A decade after 9/11 attacks, U.S. still grappling with detainee policy
The struggle to strike a balance in handling insurgents raises fundamental legal questions about where to take them, how long to hold them and when to fold each case.
Earlier this year, the U.S. military scooped up a Somali man off the coast of Africa suspected of conspiring with terrorist groups al-Shabaab and al-Qaida in the Arabian Peninsula. The man, Ahmed Abdulkadir Warsame, was whisked away to a Navy ship where he was secretly interrogated for more than two months. Then the U.S. government changed course, read him his legal rights and announced to the world on July 5 it would bring him to New York to stand trial in federal court.
The case threw into sharp relief what critics claim is the lack of a coherent policy by the Obama administration to handle terrorism suspects.
"Warsame showcases the tangled mess of the Obama administration's detention policy and practice," House Intelligence Chairman Mike Rogers, R-Mich., said at the time. Rogers supports trying terrorism suspects before military commissions and has called on the administration to work with Congress to develop comprehensive legislation for handling detainees.

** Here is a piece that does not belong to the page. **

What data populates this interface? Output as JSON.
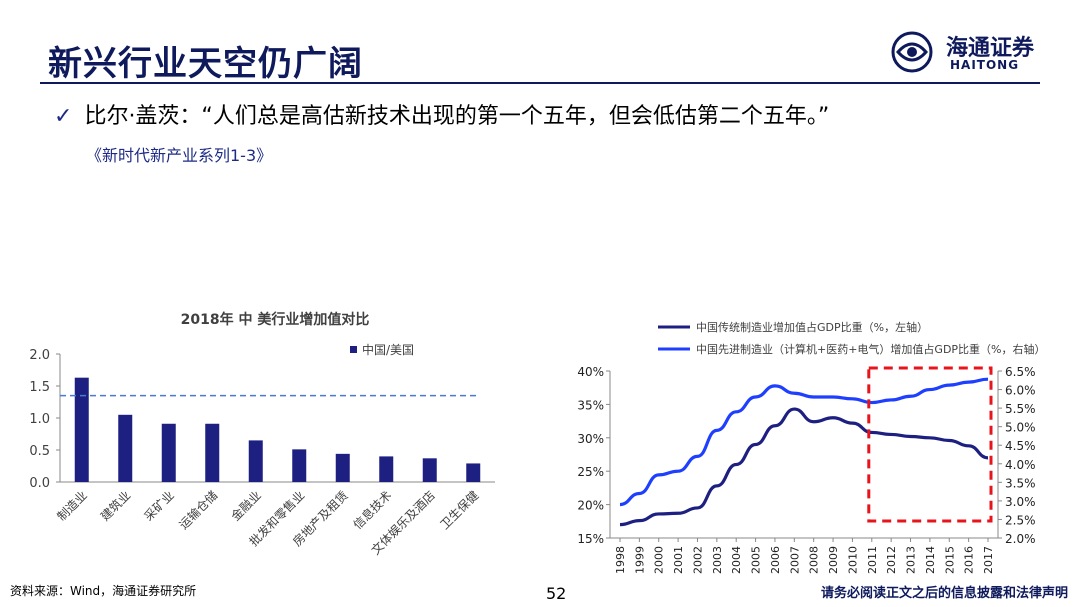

Another critic, Senate Armed Services ranking member John McCain, R-Ariz., has added a controversial provision to the National Defense Authorization Act that would put all terror suspects into immediate military custody, rather than permitting them to be handled by law enforcement agencies like the FBI.
A decade after the Sept. 11, 2001 terrorist attacks, the U.S. government is struggling to strike a balance in its policy for handling insurgents caught abroad, raising fundamental legal questions about where to take them, how long to hold them and when to fold each case.
Because the "enemy" is not a state, it has caused confusion over how to grapple with the detainees, a senior official told National Journal.
It boils down to handling detainees on a case-by-case basis, the official acknowledged. Several factors come into play for each detainee, such as how much of a threat does the person represent, what country is he from and how might detaining him affect U.S. foreign relations, the official said. Most detainees are held abroad under laws governing armed conflict, while some - like Warsame - are moved into criminal justice proceedings.
The former George W. Bush administration used the military detention center at Guantanamo Bay to hold newly caught detainees as well as facilities like the infamous Abu Ghraib prison in Iraq. The CIA also had a network of secret prisons abroad.
The Obama administration has put a moratorium on bringing detainees to Guantanamo and has been trying to close prisons operated by the U.S. military in Afghanistan and Iraq. But with Afghan civil institutions slow to develop, the military expects to keep its Afghanistan Detention Facility in Parwan operating beyond a planned closure next year, and actually recently expanded the facility's capacity. "When you talk about how long we might be detaining, all I can really say is it's going to be conditions based," the official said.
NATO this week also decided to stop transferring detainees to several prisons operated by Afghanistan authorities in anticipation of a United Nations report alleging prisoners have been abused. The U.S. military will review the report but emphasizes the majority of detainees it captures go to the facility it runs in Parwan, said Lt. Col. Todd Breasseale, a Defense spokesman.
"The U.S. continues to take very seriously such allegations and works to consistently ensure the safe and humane treatment of its detainees," he said. "Until we can verify the observations in the pending [U.N.] report, we will continue to work with our allies on resolving this issue. I won't speculate on future decisions involving new captures."
The U.S. military also operates what are known as smaller, field detention sites in Afghanistan, where detainees are typically held for about 72 hours before being set free or transferred, Breasseale said. And the military continues to operate a small internment facility in Iraq under a security agreement, he added.
Obama issued an executive order halting the CIA's detention and interrogation program. But the agency can still briefly hold terrorism suspects abroad while transferring them, and jointly question suspects being held by other countries, a U.S. counterterrorism official told National Journal.
Authority for such debriefings must be granted by a senior officer in Washington, an official said, and it is not given lightly. However the official said the U.S. government should be able to interview suspected terrorists picked up overseas if they might have information about plots against American interests.
But critics of the Obama administration fear an aversion has set in to capturing terrorism suspects abroad because of confusion about what to do with them. Rather than capture insurgents that might have intelligence, critics worry the administration relies too much on drone attacks or lethal operations to kill them.
Human rights groups, on the other hand, argue the administration is not giving detainees fair legal proceedings.
"One of the big disagreements that we have with the military is that we think international human rights laws should apply," said Daphne Eviatar, a senior associate at Human Rights First, who traveled to Afghanistan earlier this year to view hearings that detainees are given.
She, along with other human rights representatives, want the military to reduce the amount of classified evidence kept hidden during the hearings and provide more competent military lawyers for detainees. About 2,500 detainees are held at the facility in Parwan, but there are only about 16 personal representatives for them. "They basically are having secret trials and holding people indefinitely for years," Eviatar said.